Kansas City, MO voters
These two questions provide sales taxes to fund a light-rail line from KCI airport to the Plaza.
Question No. 1 asks, “Shall the City of Kansas City impose a sales tax of one-quarter percent for 25 years for the purpose of funding capital improvements?”
Question No. 2 asks, “Shall the City of Kansas City impose a sales tax of one-eighth percent for 25 years for the purpose of providing a source of funds for public transportation purposes?”
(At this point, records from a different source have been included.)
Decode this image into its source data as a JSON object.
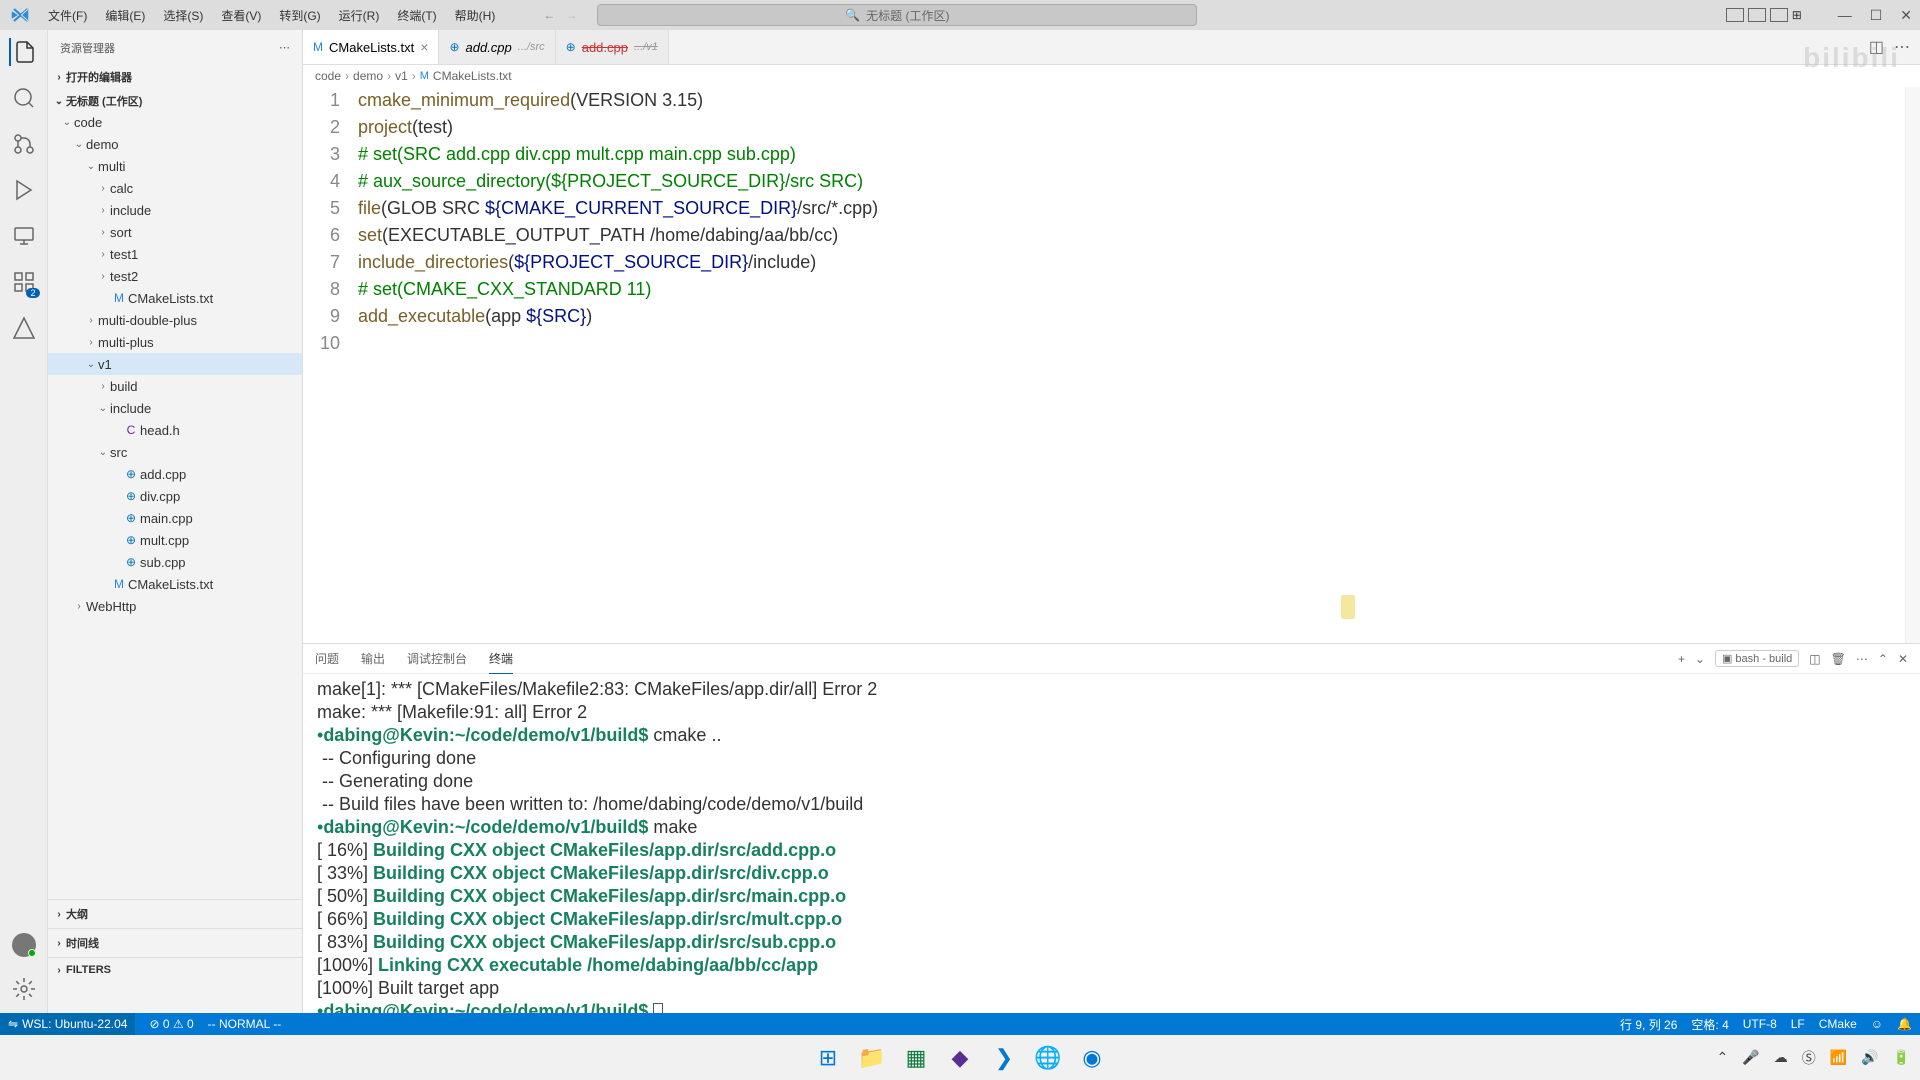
{
  "menu": {
    "file": "文件(F)",
    "edit": "编辑(E)",
    "select": "选择(S)",
    "view": "查看(V)",
    "go": "转到(G)",
    "run": "运行(R)",
    "terminal": "终端(T)",
    "help": "帮助(H)"
  },
  "search_placeholder": "无标题 (工作区)",
  "sidebar": {
    "title": "资源管理器",
    "open_editors": "打开的编辑器",
    "workspace": "无标题 (工作区)",
    "outline": "大纲",
    "timeline": "时间线",
    "filters": "FILTERS"
  },
  "tree": {
    "code": "code",
    "demo": "demo",
    "multi": "multi",
    "calc": "calc",
    "include": "include",
    "sort": "sort",
    "test1": "test1",
    "test2": "test2",
    "cmakelists": "CMakeLists.txt",
    "multi_double_plus": "multi-double-plus",
    "multi_plus": "multi-plus",
    "v1": "v1",
    "build": "build",
    "include2": "include",
    "head_h": "head.h",
    "src": "src",
    "add_cpp": "add.cpp",
    "div_cpp": "div.cpp",
    "main_cpp": "main.cpp",
    "mult_cpp": "mult.cpp",
    "sub_cpp": "sub.cpp",
    "cmakelists2": "CMakeLists.txt",
    "webhttp": "WebHttp"
  },
  "tabs": {
    "t1": "CMakeLists.txt",
    "t2": "add.cpp",
    "t2_desc": ".../src",
    "t3": "add.cpp",
    "t3_desc": ".../v1"
  },
  "breadcrumb": {
    "p1": "code",
    "p2": "demo",
    "p3": "v1",
    "p4": "CMakeLists.txt"
  },
  "code_lines": [
    {
      "n": "1",
      "html": "<span class='fn'>cmake_minimum_required</span>(VERSION 3.15)"
    },
    {
      "n": "2",
      "html": "<span class='fn'>project</span>(test)"
    },
    {
      "n": "3",
      "html": "<span class='cmt'># set(SRC add.cpp div.cpp mult.cpp main.cpp sub.cpp)</span>"
    },
    {
      "n": "4",
      "html": "<span class='cmt'># aux_source_directory(${PROJECT_SOURCE_DIR}/src SRC)</span>"
    },
    {
      "n": "5",
      "html": "<span class='fn'>file</span>(GLOB SRC <span class='var'>${CMAKE_CURRENT_SOURCE_DIR}</span>/src/*.cpp)"
    },
    {
      "n": "6",
      "html": "<span class='fn'>set</span>(EXECUTABLE_OUTPUT_PATH /home/dabing/aa/bb/cc)"
    },
    {
      "n": "7",
      "html": "<span class='fn'>include_directories</span>(<span class='var'>${PROJECT_SOURCE_DIR}</span>/include)"
    },
    {
      "n": "8",
      "html": "<span class='cmt'># set(CMAKE_CXX_STANDARD 11)</span>"
    },
    {
      "n": "9",
      "html": "<span class='fn'>add_executable</span>(app <span class='var'>${SRC}</span>)"
    },
    {
      "n": "10",
      "html": ""
    }
  ],
  "panel": {
    "problems": "问题",
    "output": "输出",
    "debug": "调试控制台",
    "terminal": "终端",
    "term_label": "bash - build"
  },
  "terminal_lines": [
    {
      "cls": "err",
      "text": "make[1]: *** [CMakeFiles/Makefile2:83: CMakeFiles/app.dir/all] Error 2"
    },
    {
      "cls": "err",
      "text": "make: *** [Makefile:91: all] Error 2"
    },
    {
      "cls": "prompt",
      "text": "dabing@Kevin:~/code/demo/v1/build$",
      "after": " cmake .."
    },
    {
      "cls": "",
      "text": " -- Configuring done"
    },
    {
      "cls": "",
      "text": " -- Generating done"
    },
    {
      "cls": "",
      "text": " -- Build files have been written to: /home/dabing/code/demo/v1/build"
    },
    {
      "cls": "prompt",
      "text": "dabing@Kevin:~/code/demo/v1/build$",
      "after": " make"
    },
    {
      "cls": "",
      "text": "[ 16%] ",
      "build": "Building CXX object CMakeFiles/app.dir/src/add.cpp.o"
    },
    {
      "cls": "",
      "text": "[ 33%] ",
      "build": "Building CXX object CMakeFiles/app.dir/src/div.cpp.o"
    },
    {
      "cls": "",
      "text": "[ 50%] ",
      "build": "Building CXX object CMakeFiles/app.dir/src/main.cpp.o"
    },
    {
      "cls": "",
      "text": "[ 66%] ",
      "build": "Building CXX object CMakeFiles/app.dir/src/mult.cpp.o"
    },
    {
      "cls": "",
      "text": "[ 83%] ",
      "build": "Building CXX object CMakeFiles/app.dir/src/sub.cpp.o"
    },
    {
      "cls": "",
      "text": "[100%] ",
      "build": "Linking CXX executable /home/dabing/aa/bb/cc/app"
    },
    {
      "cls": "",
      "text": "[100%] Built target app"
    },
    {
      "cls": "prompt",
      "text": "dabing@Kevin:~/code/demo/v1/build$",
      "cursor": true
    }
  ],
  "status": {
    "remote": "WSL: Ubuntu-22.04",
    "errors": "⊘ 0 ⚠ 0",
    "mode": "-- NORMAL --",
    "pos": "行 9, 列 26",
    "spaces": "空格: 4",
    "encoding": "UTF-8",
    "eol": "LF",
    "lang": "CMake"
  },
  "ext_badge": "2"
}
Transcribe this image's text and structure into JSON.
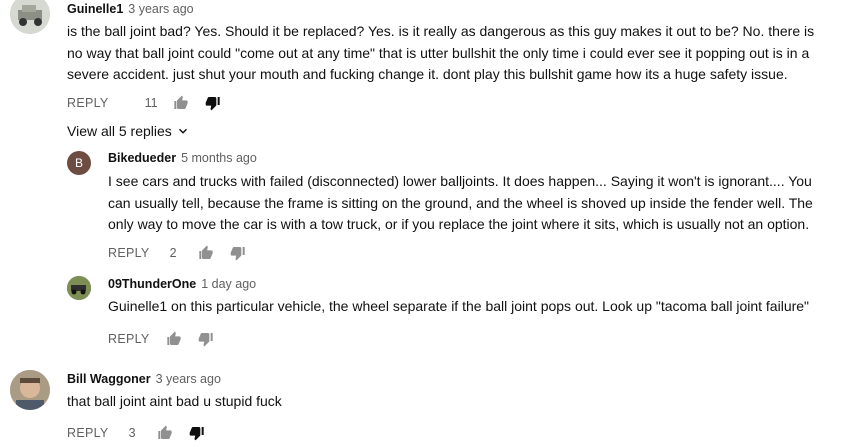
{
  "comments": [
    {
      "author": "Guinelle1",
      "time": "3 years ago",
      "text": "is the ball joint bad? Yes. Should it be replaced? Yes. is it really as dangerous as this guy makes it out to be? No. there is no way that ball joint could \"come out at any time\" that is utter bullshit the only time i could ever see it popping out is in a severe accident. just shut your mouth and fucking change it. dont play this bullshit game how its a huge safety issue.",
      "reply_label": "REPLY",
      "likes": "11"
    },
    {
      "author": "Bill Waggoner",
      "time": "3 years ago",
      "text": "that ball joint aint bad u stupid fuck",
      "reply_label": "REPLY",
      "likes": "3"
    }
  ],
  "view_replies_label": "View all 5 replies",
  "replies": [
    {
      "author": "Bikedueder",
      "avatar_letter": "B",
      "time": "5 months ago",
      "text": "I see cars and trucks with failed (disconnected) lower balljoints. It does happen... Saying it won't is ignorant.... You can usually tell, because the frame is sitting on the ground, and the wheel is shoved up inside the fender well. The only way to move the car is with a tow truck, or if you replace the joint where it sits, which is usually not an option.",
      "reply_label": "REPLY",
      "likes": "2"
    },
    {
      "author": "09ThunderOne",
      "time": "1 day ago",
      "text": "Guinelle1 on this particular vehicle, the wheel separate if the ball joint pops out. Look up \"tacoma ball joint failure\"",
      "reply_label": "REPLY",
      "likes": ""
    }
  ],
  "colors": {
    "avatar_b_bg": "#6d4c41",
    "meta_gray": "#606060",
    "text": "#111111"
  }
}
There is some back story to these questions that involves the light-rail advocate, Clay Chastain. He originally advocated for the light-rail initiative in Kansas City several years ago, and these two questions are the subsequent result of his work. However, Chastain now opposes these questions claiming that the wording of the original initiative has been so broadly altered that it is no longer about a KC light-rail. In fact, the words “light-rail” do not appear on the ballot. The questions are broadly defined and there is a possibility that the monies collected would be allocated to other projects. Chastain is so perturbed by the issue that he is now running for the KC mayor.
Constitutional Amendment (raffles):
Support: Technically, raffles are considered gambling in the state and therefore are illegal. Currently, organizations such as schools and non-profits are able to hold raffles by categorizing them as a fundraiser. This amendment would decriminalize public raffles.
Opposition: There is no official stance against this amendment.